当たり前の結論だが、現代社会や現代人の心には、五七五の定型から漏れるものやことがかなり多いなのではと思わざるを得ない。
曇り
寝転べば空から法師蝉の声 正子
秋夕日飛行機雲のはすかいに 正子
●「当日配達」の宅急便を出しに9時に日吉のクロネコヤマトへ。朝10時までに出せば、その日のうちに届くので、句美子へ梨とユーハイムのクッキーを送った。夏の疲れか、高熱が出で、日吉に行けないからと連絡があったため。コロナではなくほっとしたという。4時前には届いたようだ。
曇り
●今日9月3日は、どらえもんの誕生日という。また、今日は句美子の誕生日。また、花冠の誕生月。

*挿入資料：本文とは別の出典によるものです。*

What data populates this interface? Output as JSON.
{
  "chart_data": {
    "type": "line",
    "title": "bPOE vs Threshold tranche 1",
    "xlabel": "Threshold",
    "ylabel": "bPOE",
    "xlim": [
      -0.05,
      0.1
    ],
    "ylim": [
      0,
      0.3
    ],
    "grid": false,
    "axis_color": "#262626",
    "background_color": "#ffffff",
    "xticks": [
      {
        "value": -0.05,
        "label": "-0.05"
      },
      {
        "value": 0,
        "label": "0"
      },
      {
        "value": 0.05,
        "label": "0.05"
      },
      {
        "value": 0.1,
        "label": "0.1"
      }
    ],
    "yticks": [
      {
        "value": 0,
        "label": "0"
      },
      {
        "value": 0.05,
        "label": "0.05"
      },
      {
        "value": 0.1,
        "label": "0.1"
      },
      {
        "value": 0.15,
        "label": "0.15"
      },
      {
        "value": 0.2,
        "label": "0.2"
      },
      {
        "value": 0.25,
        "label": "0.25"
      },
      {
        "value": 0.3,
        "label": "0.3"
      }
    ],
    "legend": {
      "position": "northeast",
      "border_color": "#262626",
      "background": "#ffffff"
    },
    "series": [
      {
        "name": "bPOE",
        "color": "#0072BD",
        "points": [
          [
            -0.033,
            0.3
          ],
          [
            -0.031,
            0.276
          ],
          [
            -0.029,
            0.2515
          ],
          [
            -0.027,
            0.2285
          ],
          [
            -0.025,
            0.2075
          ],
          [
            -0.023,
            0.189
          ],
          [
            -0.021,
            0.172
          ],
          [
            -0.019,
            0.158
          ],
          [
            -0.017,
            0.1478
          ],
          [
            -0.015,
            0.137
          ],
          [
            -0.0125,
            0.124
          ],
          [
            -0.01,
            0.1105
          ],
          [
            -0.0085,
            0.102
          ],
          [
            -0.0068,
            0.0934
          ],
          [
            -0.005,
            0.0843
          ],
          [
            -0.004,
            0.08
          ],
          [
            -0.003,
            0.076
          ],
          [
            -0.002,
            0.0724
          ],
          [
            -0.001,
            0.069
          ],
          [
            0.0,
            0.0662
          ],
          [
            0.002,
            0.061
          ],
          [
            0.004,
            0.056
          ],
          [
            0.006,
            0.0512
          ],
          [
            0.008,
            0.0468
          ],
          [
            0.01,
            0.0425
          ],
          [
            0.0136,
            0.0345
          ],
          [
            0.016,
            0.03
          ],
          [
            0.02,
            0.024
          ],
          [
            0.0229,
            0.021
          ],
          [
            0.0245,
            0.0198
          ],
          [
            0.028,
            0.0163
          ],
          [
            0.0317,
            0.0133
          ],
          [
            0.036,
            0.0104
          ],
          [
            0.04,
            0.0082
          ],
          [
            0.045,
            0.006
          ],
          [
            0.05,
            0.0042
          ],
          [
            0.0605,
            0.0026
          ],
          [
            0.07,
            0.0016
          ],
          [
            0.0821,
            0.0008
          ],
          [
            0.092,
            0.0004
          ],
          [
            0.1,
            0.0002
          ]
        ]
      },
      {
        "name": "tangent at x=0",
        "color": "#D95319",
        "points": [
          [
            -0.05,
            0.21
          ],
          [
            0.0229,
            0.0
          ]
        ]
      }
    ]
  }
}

●梨をシャーベットにしておいた。だれも食べないまま2週間は過ぎていたが、今朝おきると、シャーベットの入れ物が突然空になってテーブルに。まるごと2個分はあったはず。
●子規新報が届く。相原左義長特集。小西昭夫さんは、左義長さんが豪放磊落というが、実際は神経がこまかい。俳句もそう。豪放磊落は見掛けの体格からで、ほどんどの人がこれにごまかされている。92歳で没。
雨
葛を描く青と赤とで花を描き 正子
小雨ふる夜の家々の虫の声 正子
紫蘇の穂を鯛の刺身に載せるだけ 正子
●夜、部屋の片づけをした。使っていないベッドに腰かけ、捨てる、捨てない、捨てる、捨てないを繰り返す。24色の色鉛筆が、ほとんど使っていないままでてきた。鳩居堂の無地の葉書や、シルクスクリーンの絵入り葉書、それに仮名用の半紙も。
無地の葉書に色鉛筆で垂れている葛の花を模倣で書いた。葛の花の紫色がない。濃い赤で花を点描して上から明るめの青を点描した。遠目には葛の花の色になっている。いい匂いのする花に顔を寄せてみた記憶に従った。青と赤の別々の光が目に残り、絹のような質感が脳裏たまる。
次に葉。葛らしい葉の色が出ない。しょうがない。花がいきいきしていない。花の向く方向と、枝と花の間の空間が狭すぎる。書でも同じだ気づく。
空は白いまま残した。あとで、俳句を書き込む。寝る前に「霧はれて下山のわれに吾亦紅 正子」を書き込む。絵が散らし書きのバランスを助けてくれて、それなりの字配りになった。絵がなくても、いい具合の散らし書きをするにはどうしたらよいか、しばし、白い半紙で試行錯誤。片づけは終わらない。書を習うべきなのだが、習っては中断し、習っては中断している。もやもや感が残る。
小雨
台風の遠くありても強風予報 正子
茣蓙一枚木綿縞に似てさわやか 正子
夜食にす新さつまいもの初々し 正子
●台風11号が太平洋の東から西へまっすぐ、強い風を伴って沖縄地方を襲うらしい。珍しい進路をとっている。その後、北上するかもしれない。
●きょうから「自由な投句箱」再開。投句者5名。再開の知らせはネット上でのみ。それでも、誰も迷わず、淡々と続いている。
●会員の人数を減らすようにしたいきさつを書いたメールがある。信之先生は30名まで減らしたい意向だった。質の向上を目指すため。それには30名以上は信之正子二人で指導できないからと。今、正子がほどんと一人でやっているから半数でよい。そんなようになっている。